## Wordnet Lemmatizer
Lemmatization technique is like stemming. The output we will get after lemmatization is called ‘lemma’, which is a root word rather than root stem, the output of stemming. After lemmatization, we will be getting a valid word that means the same thing.

NLTK provides WordNetLemmatizer class which is a thin wrapper around the wordnet corpus. This class uses morphy() function to the WordNet CorpusReader class to find a lemma.

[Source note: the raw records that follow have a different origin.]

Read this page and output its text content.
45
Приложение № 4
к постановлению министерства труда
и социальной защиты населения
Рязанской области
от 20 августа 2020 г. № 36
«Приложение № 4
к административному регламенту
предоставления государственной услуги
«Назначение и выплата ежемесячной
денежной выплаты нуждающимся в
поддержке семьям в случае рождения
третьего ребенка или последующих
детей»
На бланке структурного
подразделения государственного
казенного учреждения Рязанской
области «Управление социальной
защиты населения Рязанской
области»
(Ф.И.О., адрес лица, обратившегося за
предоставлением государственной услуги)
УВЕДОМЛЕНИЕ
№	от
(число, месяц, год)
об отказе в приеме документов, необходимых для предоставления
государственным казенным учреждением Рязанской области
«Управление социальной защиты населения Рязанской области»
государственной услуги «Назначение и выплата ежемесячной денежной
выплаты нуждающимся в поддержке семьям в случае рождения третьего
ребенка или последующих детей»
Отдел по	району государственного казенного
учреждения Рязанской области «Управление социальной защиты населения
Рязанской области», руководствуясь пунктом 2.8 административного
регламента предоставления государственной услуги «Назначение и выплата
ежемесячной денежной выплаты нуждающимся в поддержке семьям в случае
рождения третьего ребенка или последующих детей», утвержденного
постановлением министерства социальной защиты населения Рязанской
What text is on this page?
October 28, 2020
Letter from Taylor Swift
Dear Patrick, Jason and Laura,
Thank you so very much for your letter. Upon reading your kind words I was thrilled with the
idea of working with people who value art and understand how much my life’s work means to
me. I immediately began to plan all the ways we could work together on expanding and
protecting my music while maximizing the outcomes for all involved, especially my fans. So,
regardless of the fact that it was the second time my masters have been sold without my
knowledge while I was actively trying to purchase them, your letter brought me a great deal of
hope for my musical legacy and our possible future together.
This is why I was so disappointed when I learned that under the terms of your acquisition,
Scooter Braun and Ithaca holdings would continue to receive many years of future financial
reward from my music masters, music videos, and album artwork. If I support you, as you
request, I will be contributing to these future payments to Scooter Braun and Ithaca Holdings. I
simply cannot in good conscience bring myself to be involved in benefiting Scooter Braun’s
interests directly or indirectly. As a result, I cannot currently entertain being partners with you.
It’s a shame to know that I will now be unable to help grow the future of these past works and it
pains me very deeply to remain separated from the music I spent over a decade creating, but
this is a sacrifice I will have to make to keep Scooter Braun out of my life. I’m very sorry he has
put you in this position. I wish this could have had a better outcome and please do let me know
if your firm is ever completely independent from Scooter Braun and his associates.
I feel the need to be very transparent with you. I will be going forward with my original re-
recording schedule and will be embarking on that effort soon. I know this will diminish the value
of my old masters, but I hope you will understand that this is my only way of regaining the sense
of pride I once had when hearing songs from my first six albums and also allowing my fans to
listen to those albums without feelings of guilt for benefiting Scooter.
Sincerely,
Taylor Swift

Let us understand it with an example −


In [3]:
import nltk
from nltk.stem import WordNetLemmatizer

In [4]:
lemmatizer=WordNetLemmatizer()

In [5]:
words=["eating","eats","eaten","writing","writes","programming","programs","history","finally","finalized"]

In [6]:
for word in words: 
    print(word+"------->"+lemmatizer.lemmatize(word))

eating------->eating
eats------->eats
eaten------->eaten
writing------->writing
writes------->writes
programming------->programming
programs------->program
history------->history
finally------->finally
finalized------->finalized


In [7]:
lemmatizer.lemmatize('going')

'going'

In [9]:
'''
POS- Noun-n
verb-v
adjective-a
adverb-r
'''

lemmatizer.lemmatize('going', pos='v')

'go'

In [10]:
lemmatizer.lemmatize('going', pos='n')

'going'

In [None]:
lemmatizer.lemmatize('fairly', pos='v')


'strongly'

In [18]:
lemmatizer.lemmatize('strongly', pos='n')

'strongly'

1. Stemming
🔹 Definition: Stemming is a rule-based process that removes suffixes from words to reach the root form, often without considering whether the resulting word is valid in the language.

🔹 Method: It applies simple heuristics (e.g., chopping off "ing", "ed", "s", etc.) without understanding the meaning of the word.

🔹 Fast but less accurate: Since it follows fixed rules, it sometimes produces incorrect words that do not exist in the dictionary.

🔹 Example using PorterStemmer (NLTK):

In [20]:
from nltk.stem import PorterStemmer

stemmer = PorterStemmer()

words = ["running", "flies", "happily", "better", "studies"]
stems = [stemmer.stem(word) for word in words]

print(stems)  # Output: ['run', 'fli', 'happili', 'better', 'studi']


['run', 'fli', 'happili', 'better', 'studi']


🔹 Issues with stemming:

"flies" → "fli" (incorrect)

"happily" → "happili" (incorrect)

"studies" → "studi" (not a proper word)

2. Lemmatization
🔹 Definition: Lemmatization reduces a word to its dictionary root form (lemma) by considering the word’s part of speech (POS) and meaning.

🔹 Method: It uses a language dictionary to find the correct root form.

🔹 Slower but more accurate: Unlike stemming, it ensures the output word is a valid word in the language.

🔹 Example using WordNetLemmatizer (NLTK):

In [21]:
from nltk.stem import WordNetLemmatizer

lemmatizer = WordNetLemmatizer()

words = ["running", "flies", "happily", "better", "studies"]
lemmas = [lemmatizer.lemmatize(word, pos="v") for word in words]  # 'v' for verb

print(lemmas)  # Output: ['run', 'fly', 'happily', 'be', 'study']


['run', 'fly', 'happily', 'better', 'study']


🔹 Why is lemmatization better?

"flies" → "fly" ✅ (correct word)

"happily" → "happily" ✅ (remains unchanged since it's an adverb)

"studies" → "study" ✅ (correct word)

"better" → "be" (context-dependent)

In [None]:
# 💡 Use stemming when you need fast, simple word reduction.
# 💡 Use lemmatization when accuracy and meaning matter.